Sunday, November 10, 2002

Writer-activist won't give up the fight

Catching up

By Peggy O'Farrell
The Cincinnati Enquirer

[photo] Dr. Martha Stephens says she's heard from people worldwide since the release of The Treatment.
(Stephen M. Herppich photo)
| ZOOM |
Martha Stephens has not abandoned the picket line.

When we talked to Dr. Stephens in March, the novelist and retired University of Cincinnati English professor was celebrating the release of her new book, The Treatment (Duke University Press; $28.95), a nonfiction account of the whole-body radiation experiments secretly carried out on cancer patients by UC researchers. At least 89 men and women, mostly poor and black, were exposed to lethal doses of radiation.

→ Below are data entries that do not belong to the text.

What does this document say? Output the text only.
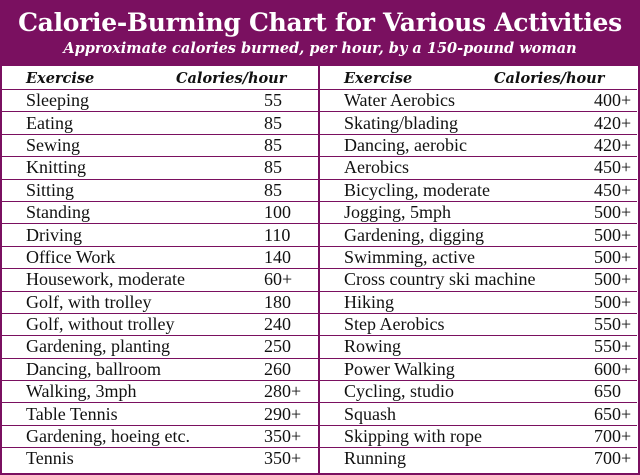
Calorie-Burning Chart for Various Activities
Approximate calories burned, per hour, by a 150-pound woman
Exercise	Calories/hour
Sleeping	55
Eating	85
Sewing	85
Knitting	85
Sitting	85
Standing	100
Driving	110
Office Work	140
Housework, moderate	60+
Golf, with trolley	180
Golf, without trolley	240
Gardening, planting	250
Dancing, ballroom	260
Walking, 3mph	280+
Table Tennis	290+
Gardening, hoeing etc.	350+
Tennis	350+
Exercise	Calories/hour
Water Aerobics	400+
Skating/blading	420+
Dancing, aerobic	420+
Aerobics	450+
Bicycling, moderate	450+
Jogging, 5mph	500+
Gardening, digging	500+
Swimming, active	500+
Cross country ski machine	500+
Hiking	500+
Step Aerobics	550+
Rowing	550+
Power Walking	600+
Cycling, studio	650
Squash	650+
Skipping with rope	700+
Running	700+
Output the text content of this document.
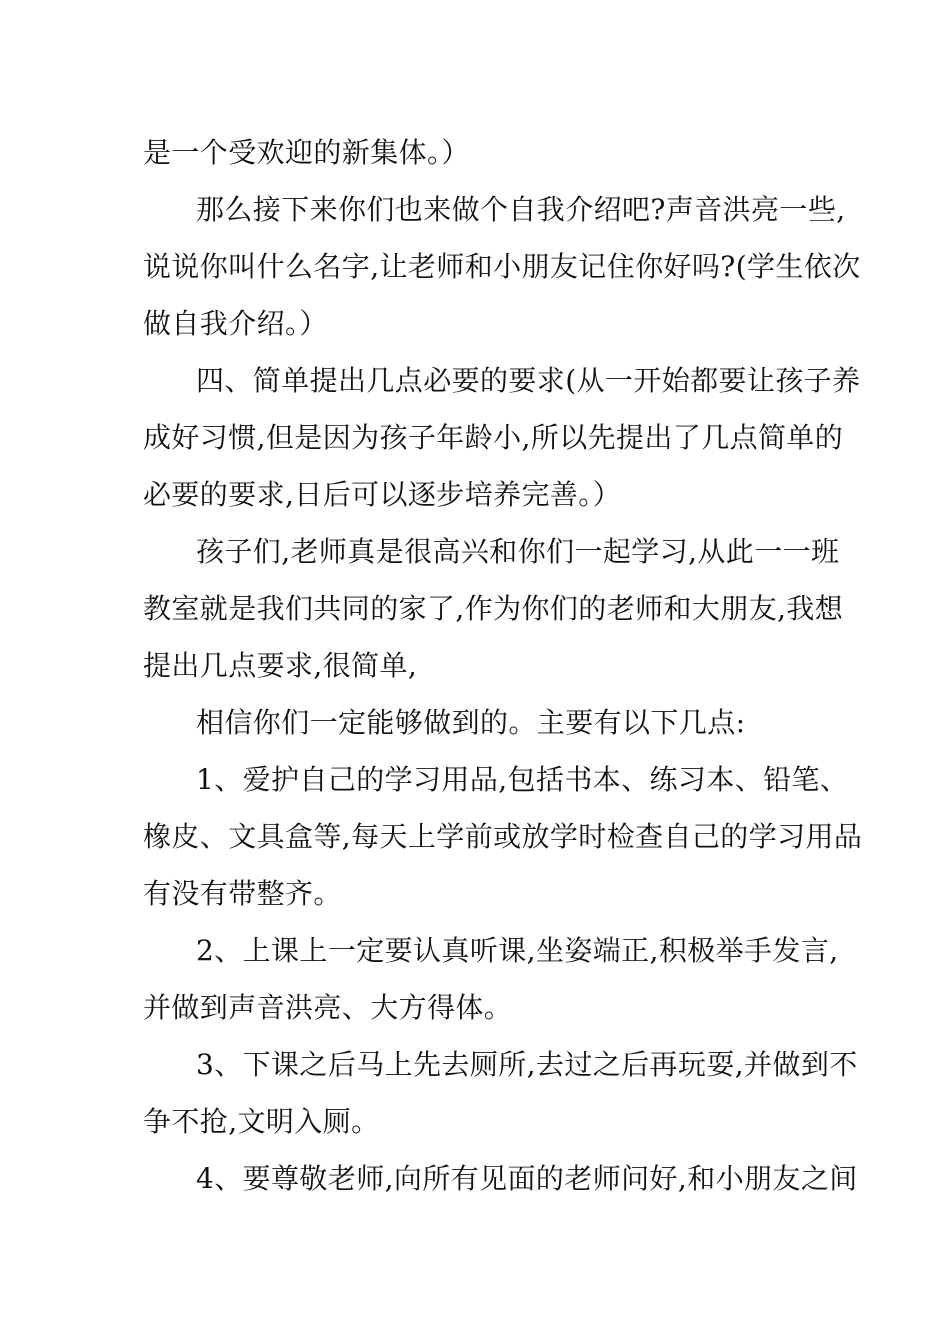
是一个受欢迎的新集体。）

那么接下来你们也来做个自我介绍吧?声音洪亮一些,

说说你叫什么名字,让老师和小朋友记住你好吗?(学生依次

做自我介绍。）

四、简单提出几点必要的要求(从一开始都要让孩子养

成好习惯,但是因为孩子年龄小,所以先提出了几点简单的

必要的要求,日后可以逐步培养完善。）

孩子们,老师真是很高兴和你们一起学习,从此一一班

教室就是我们共同的家了,作为你们的老师和大朋友,我想

提出几点要求,很简单,

相信你们一定能够做到的。主要有以下几点:

1、爱护自己的学习用品,包括书本、练习本、铅笔、

橡皮、文具盒等,每天上学前或放学时检查自己的学习用品

有没有带整齐。

2、上课上一定要认真听课,坐姿端正,积极举手发言,

并做到声音洪亮、大方得体。

3、下课之后马上先去厕所,去过之后再玩耍,并做到不

争不抢,文明入厕。

4、要尊敬老师,向所有见面的老师问好,和小朋友之间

Dr. Stephens uncovered the experiments in 1972, but it was more than 25 years before many people paid any attention.

Her book, she says, has been well-received.

"It's been used in college classes. I've heard from people from all over the world about it. Not huge numbers, but some."

Dr. Stephens continues working to focus attention on what she considers injustices.

When President Bush visited Cincinnati last month, Dr. Stephens was there, protesting against attacking Iraq.

When the protesters decided to march in Washington at the end of October, she helped pack up a bus of people and even bought a ticket for one person who couldn't afford to go otherwise.

There was a time she would have gone herself. "I can't take the overnight bus ride anymore," she says.

With the looming threat of war and the shaky economy, Dr. Stephens says, more and more Americans are picking up protest signs and taking to the streets. Cincinnati is no exception.

"Some days we feel like we're on the edge of an abyss," she says.

She works for economic and racial justice in the United States and abroad and remains a supporter of the economic boycott of downtown Cincinnati.

The chasm between blacks and whites in the city, both economic and social, is "greater than it's ever been," Dr. Stephens says.

Today, she is working on a novel about a retired college professor who looks back on her life and tries to decide if she's been successful.

"I try to get in two hours a day at my word processor. I don't always manage it," she says. "I'm a slow writer. I write a scene, and then I try to revise it. It's coming along."